Commutator defect?

Discuss all things Model T related.
Forum rules
If you need help logging in, or have question about how something works, use the Support forum located here Support Forum
Complete set of Forum Rules Forum Rules

Topic author
Dave_Kriegel
Posts: 47
Joined: Sun May 05, 2019 8:50 am
First Name: David
Last Name: Kriegel
Location: Indiana
Board Member Since: 1999

Commutator defect?

Post by Dave_Kriegel » Sun Jun 30, 2019 10:58 am

Puzzled by commutator problem Normally on Model T’s I find top dead center on number one piston. Then adjust spark advance on steering column 3 pegs down and adjust commutator to fire. On this non starter car, number one fires at top dead center but moving the commutator back and forth by the lever on the steering column does not turn it off! It continues to fire. I have removed commutator and wiped it clean. I know it is a grounding problem I suspect buying a new commutator will solve this problem?

User avatar

DanTreace
Posts: 885
Joined: Sun Jan 06, 2019 10:56 am
First Name: Dan
Last Name: Treace
Location: North Central FL
MTFCA Number: 4838
MTFCI Number: 115
Contact:

Re: Commutator defect?

Post by DanTreace » Sun Jun 30, 2019 11:03 am

Likely the positive wire terminal for #1 is hitting along side the front plate, try adjusting the flag terminal end to keep it from hitting metal anywhere.

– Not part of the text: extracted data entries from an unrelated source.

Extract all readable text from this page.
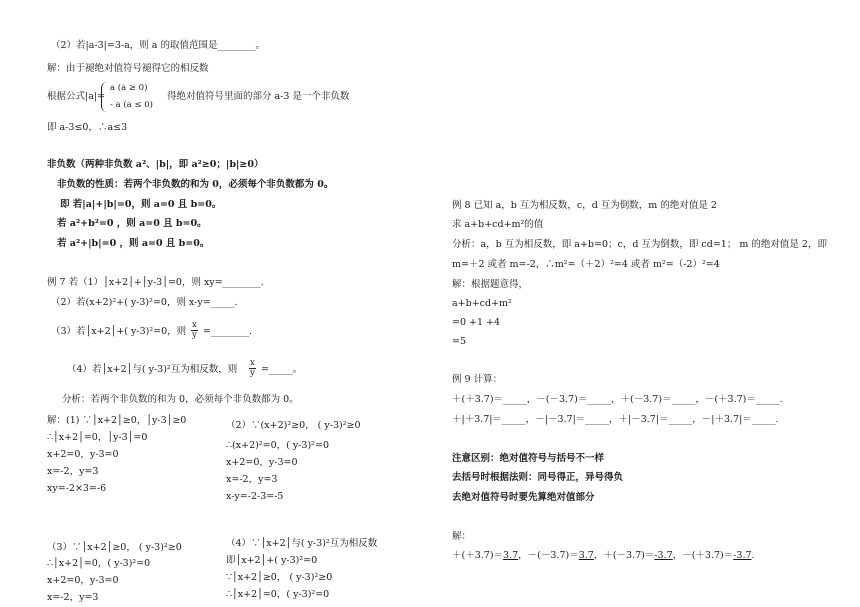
（2）若|a-3|=3-a，则 a 的取值范围是________。
解：由于褪绝对值符号褪得它的相反数
根据公式|a|=
a (a ≥ 0)
- a (a ≤ 0)
得绝对值符号里面的部分 a-3 是一个非负数
即 a-3≤0，∴a≤3
非负数（两种非负数 a²、|b|，即 a²≥0；|b|≥0）
非负数的性质：若两个非负数的和为 0，必须每个非负数都为 0。
即 若|a|+|b|=0，则 a=0 且 b=0。
若 a²+b²=0 ，则 a=0 且 b=0。
若 a²+|b|=0 ，则 a=0 且 b=0。
例 7 若（1）│x+2│+│y-3│=0，则 xy=________.
（2）若(x+2)²+( y-3)²=0，则 x-y=_____.
（3）若│x+2│+( y-3)²=0，则 $\frac{x}{y}$ =________.
（4）若│x+2│与( y-3)²互为相反数，则 $\frac{x}{y}$ =_____。
分析：若两个非负数的和为 0，必须每个非负数都为 0。
解：(1) ∵│x+2│≥0，│y-3│≥0
∴│x+2│=0，│y-3│=0
x+2=0，y-3=0
x=-2，y=3
xy=-2×3=-6
（2）∵(x+2)²≥0， ( y-3)²≥0
∴(x+2)²=0，( y-3)²=0
x+2=0，y-3=0
x=-2，y=3
x-y=-2-3=-5
（3）∵│x+2│≥0， ( y-3)²≥0
∴│x+2│=0，( y-3)²=0
x+2=0，y-3=0
x=-2，y=3
（4）∵│x+2│与( y-3)²互为相反数
即│x+2│+( y-3)²=0
∵│x+2│≥0， ( y-3)²≥0
∴│x+2│=0，( y-3)²=0
例 8 已知 a，b 互为相反数，c，d 互为倒数，m 的绝对值是 2
求 a+b+cd+m²的值
分析：a，b 互为相反数，即 a+b=0；c，d 互为倒数，即 cd=1； m 的绝对值是 2，即
m=＋2 或者 m=-2，∴m²=（＋2）²=4 或者 m²=（-2）²=4
解：根据题意得，
a+b+cd+m²
=0 +1 +4
=5
例 9 计算：
＋(＋3.7)＝_____，－(－3.7)＝_____，＋(－3.7)＝_____，－(＋3.7)＝_____.
＋|＋3.7|＝_____，－|－3.7|＝_____，＋|－3.7|＝_____，－|＋3.7|＝_____.
注意区别：绝对值符号与括号不一样
去括号时根据法则：同号得正，异号得负
去绝对值符号时要先算绝对值部分
解：
＋(＋3.7)＝3.7，－(－3.7)＝3.7，＋(－3.7)＝-3.7，－(＋3.7)＝-3.7.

The only metal that #1 terminal should strike is the rotor ;)
The best way is always the simplest. The attics of the world are cluttered up with complicated failures. Henry Ford
Don’t find fault, find a remedy; anybody can complain. Henry Ford


Norman Kling
Posts: 496
Joined: Tue Jan 08, 2019 1:39 pm
First Name: Norman
Last Name: Kling
Location: Alpine California

Re: Commutator defect?

Post by Norman Kling » Sun Jun 30, 2019 11:29 am

If 1 fires at any position of the crankshaft, I would agree it is a ground. However, you might try your test on another cylinder and see if it fires as it should. If so, the problem is definatly on number 1. What type commutator did you use? The problem could be internal or it could be on one of the wires, or even in the coil box.
Norm

User avatar

HalSched
Posts: 80
Joined: Tue Jan 08, 2019 8:13 pm
First Name: Hal
Last Name: Schedler
Location: Sacramento
MTFCA Number: 16688
MTFCI Number: 19356
Board Member Since: 2005

Re: Commutator defect?

Post by HalSched » Sun Jun 30, 2019 11:34 am

With the commutator out and wires removed, does it still buzz? I just fixed he same problem with my Anderson timer and it did boil down to #1 contact on the timer (grounding on the case). BTW, just past TDC on compresson stroke.


Scott Kramer
Posts: 9
Joined: Sun Jan 06, 2019 7:34 pm
First Name: Scott
Last Name: Kramer
Location: Woodstock,Ontario,Canada
MTFCI Number: 13756

Re: Commutator defect?

Post by Scott Kramer » Thu Jul 04, 2019 11:10 am

Sometimes small pieces of metal, get stuck between the metal case & insulating ring connection. Give the timer a good cleaning & check with a meter to see if you have a connection between the metal housing & the insulating ring number 1 connection. If you have a connection ,clean it again.


Peter, Memphis TN
Posts: 36
Joined: Mon Jan 07, 2019 12:00 pm
First Name: Peter
Last Name: Claverie
Location: Memphis, TN

Re: Commutator defect?

Post by Peter, Memphis TN » Thu Jul 04, 2019 2:54 pm

I would suggest you check for "slop" in the ends of the wire that runs from the steering column to the "commutator.' In the scenario you describe, I can see where everything electrical is working correctly, but moving the lever doesn't immediately move the commutator. This would show up in both directions. If there's slop at either end, your test could be showing a false reading. I've seen posts on the Forum where folks welded up the hole in the little lever on the steering column and then re-drilled the hole to the correct size. I suppose something like that could be done at the other end as well.